Whilst the app has a specialist workspace with custom tools for editing underwater photos and those taken by drone, night-sky shots, unfortunately, don’t get the same kind of attention. When used as a more general-purpose image editing app, there are plenty of tools and effects that can be used to enhance your astro images, even if they aren't specifically tailored to this kind of photography. This is particularly true of its noise reduction tools. As we know, night sky photography sometimes involves pushing the camera’s ISO uncomfortably high.
DxO Photolab: Best for noise reduction
Photolab can be considered a digital darkroom rather than a full-fledged image editing app and has one particular feature that will make astrophotographers happy. Its AI-powered DeepPRIME noise reduction.
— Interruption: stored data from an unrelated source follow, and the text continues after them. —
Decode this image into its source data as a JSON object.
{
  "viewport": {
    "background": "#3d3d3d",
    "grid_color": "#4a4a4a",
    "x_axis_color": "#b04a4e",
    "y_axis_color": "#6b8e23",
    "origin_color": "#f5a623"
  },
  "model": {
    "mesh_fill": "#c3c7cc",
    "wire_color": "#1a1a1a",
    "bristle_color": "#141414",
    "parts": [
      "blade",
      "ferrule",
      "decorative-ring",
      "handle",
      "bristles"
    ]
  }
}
Along with the haze-reducing Clearview tool, it can effectively improve the contrast and color saturation of your deep-sky images. There's comprehensive lens correction too, to smooth out the distortion added to images by camera lenses, particularly ultrawide-angles.
You’ll need to shoot in raw, though. The additional color depth provided by these unprocessed files is always welcome, but some find the extra strain on their computer's processor, and the requirement for more storage space makes shooting in JPEG a more attractive option.
Advanced users will be able to install Photolab as a plugin for Lightroom, so they can spend most of their time there but transfer over to Photolab to utilize its impressive AI tools.
Capture One Pro: Best for powerful editing tools
Another app that follows the Lightroom template rather than the Photoshop one, Capture One Pro makes tethered and studio photography its specialty, and is noted for the high quality of its raw image decoding. It is also compatible with a wide range of other image formats, including the HEIC files produced by recent iPhones.
It’s aimed at the professionals, however, once you’ve got to grips with it, it’s uniquely powerful, bringing together the best of Lightroom and Photoshop (with its adjustment layer-based editing system). It does have a ‘learn’ feature which makes it a little less intimidating for beginners by providing a set of tutorials.
Capture One is expensive. You could get two or more of the other apps for the same price, so if you have a rare or rather expensive camera, it might be the only option or at least very useful. However, for those using Canons, Nikons, Sonys and the other big names, it might not be worth the extra cash.